Christiaan Huygens dedicated his prodigious talent to study and research. He successfully explored the fields of Astronomy, Mathematics, Mechanics, Optics, and Geometry.
He was a contemporary of Giovanni Cassini (born in 1625) and theirs names are indelibly linked to the space probe that reached the planet Saturn, after a 7-year journey, which began on October 15, 1997.
The module that detached from the Cassini-Huygens spacecraft to land on the ground of Titan, Saturn’s main satellite, bore the name Huygens. It was a deserved recognition of his great contributions to the knowledge of the universe.
Huygens’ first years in life
Christiaan Huygens was born jn The Hague, Holland, in 1629. He was born of noble birth and in a very wealthy family.
Instead of leading a comfortable and comfortable life, he dedicated his prodigious talent to study and research.
His intellectual curiosity knew no bounds, and he successfully explored the fields of Diplomacy and Law, Mathematics, Mechanics, Physics, Geometry and Astronomy.
Huygens in his youth
His father provided him with an excellent education and introduced him to the intellectual circles of the time.
The French mathematician René Descartes was a regular visitor to the Huygens’ house.
After studying Law and Mathematics, he accompanied his father, the Dutch ambassador, on trips to Copenhagen, Rome and Paris.
Once independent, he stayed a short time in Paris, where he met important French scientists.
In England Huygens learned about telescopes
In 1661, he went to London. There he verified the great advances in physics, mathematics and astronomy made by English scientists.
He immediately joined the newly founded Royal Society and was able to admire the new telescopes built in England.
Huygens built his own telescopes
His brother and he learned to cut lenses to make their own telescopes and obtained some of great quality through a special system achieved by trial and error.
In 1655, he finished a telescope that was barely 5 cm in diameter that allowed him to obtain about 50 magnifications, thanks to its measuring more than three and a half meters in length.
But, on March 25 of that year he also saw a new satellite of Saturn.
After following it for several months, to be sure of its period and orbit, he released the news in 1656.
These exciting discoveries encouraged him to continue manufacturing and polishing lenses with ever increasing focal lengths. He then tried aerial telescopes.
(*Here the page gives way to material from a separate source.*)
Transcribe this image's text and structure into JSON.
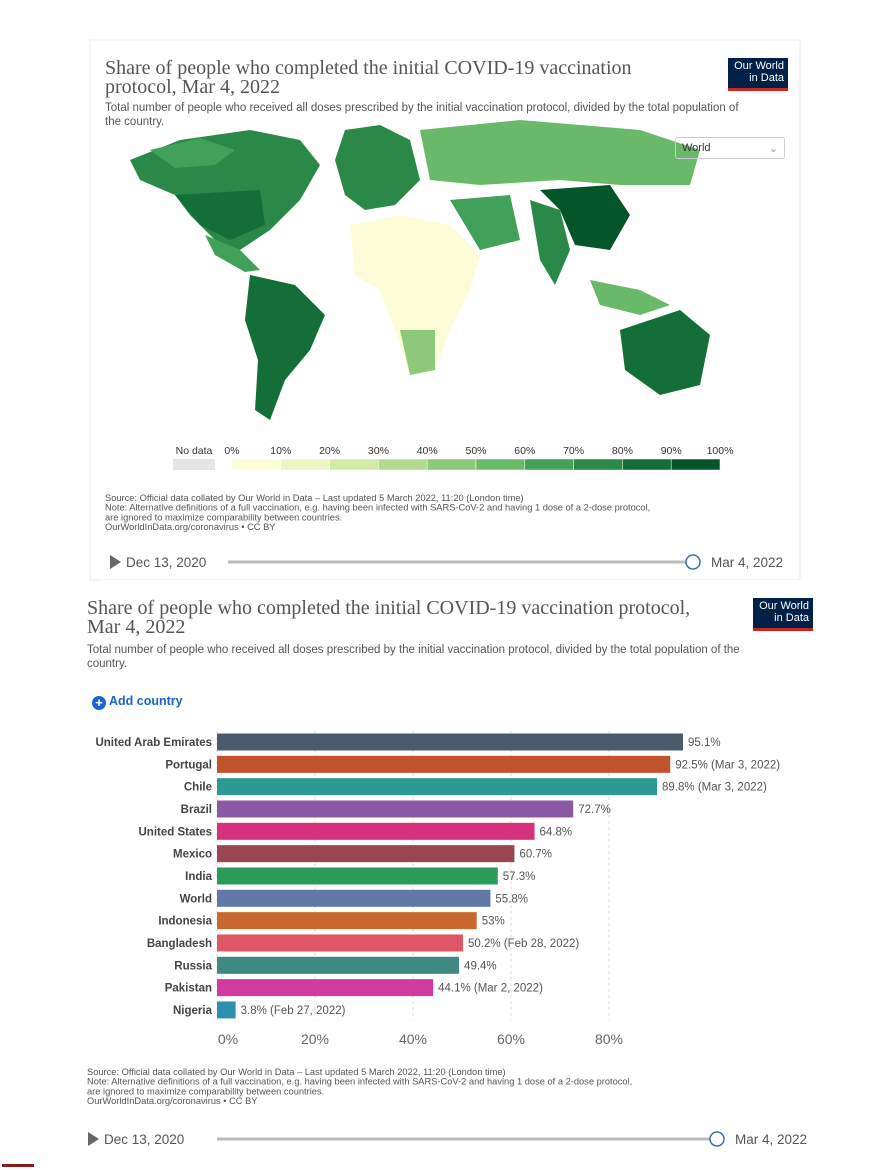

Huygens astronomical discoveries
With these telescopes of his invention he got a very clear image of the rings of Saturn. He even got a glimpse of the shadow these rings cast over the planet.
With the tenacity of great researchers he also studied the change in the shape and illumination of the rings as the planet rotated around the Sun.
By studying the Orion Nebula, he discovered that tiny stars exist within it.
In 1658, while still residing in Paris, he designed a micrometer to measure small angular distances. With this novel instrument he was able to determine the apparent size of the planets.
Huygens was honored as a great scientist
It is no wonder that in 1661, he was welcomed with open arms by the London Scientific Society.
In 1666, he accepted the invitation of Colbert, minister of Louis XIV, to return to Paris and join the French Academy of Sciences.
He stayed in Paris until 1681. In these 25 years, Huygens befriended numerous scientists of the time, especially Leibniz.
In addition to continuing with his astronomical observations, he was a pioneer in various fields of Mathematics of Probability, Geometry and Physics.
In 1681 he moved again to London, where he met Isaac Newton.
Finally, in 1689 he returned to Holland shortly before his death.
The Cassini-Huygens mission, involving ESA, NASA and the Italian Space Agency, launched from Florida in October 1997.
It took almost seven years to reach Saturn, travelling nearly 3.5 billion kilometres.
The 5.6 tonne spacecraft was made up of two parts – the Cassini orbiter and the Huygens probe.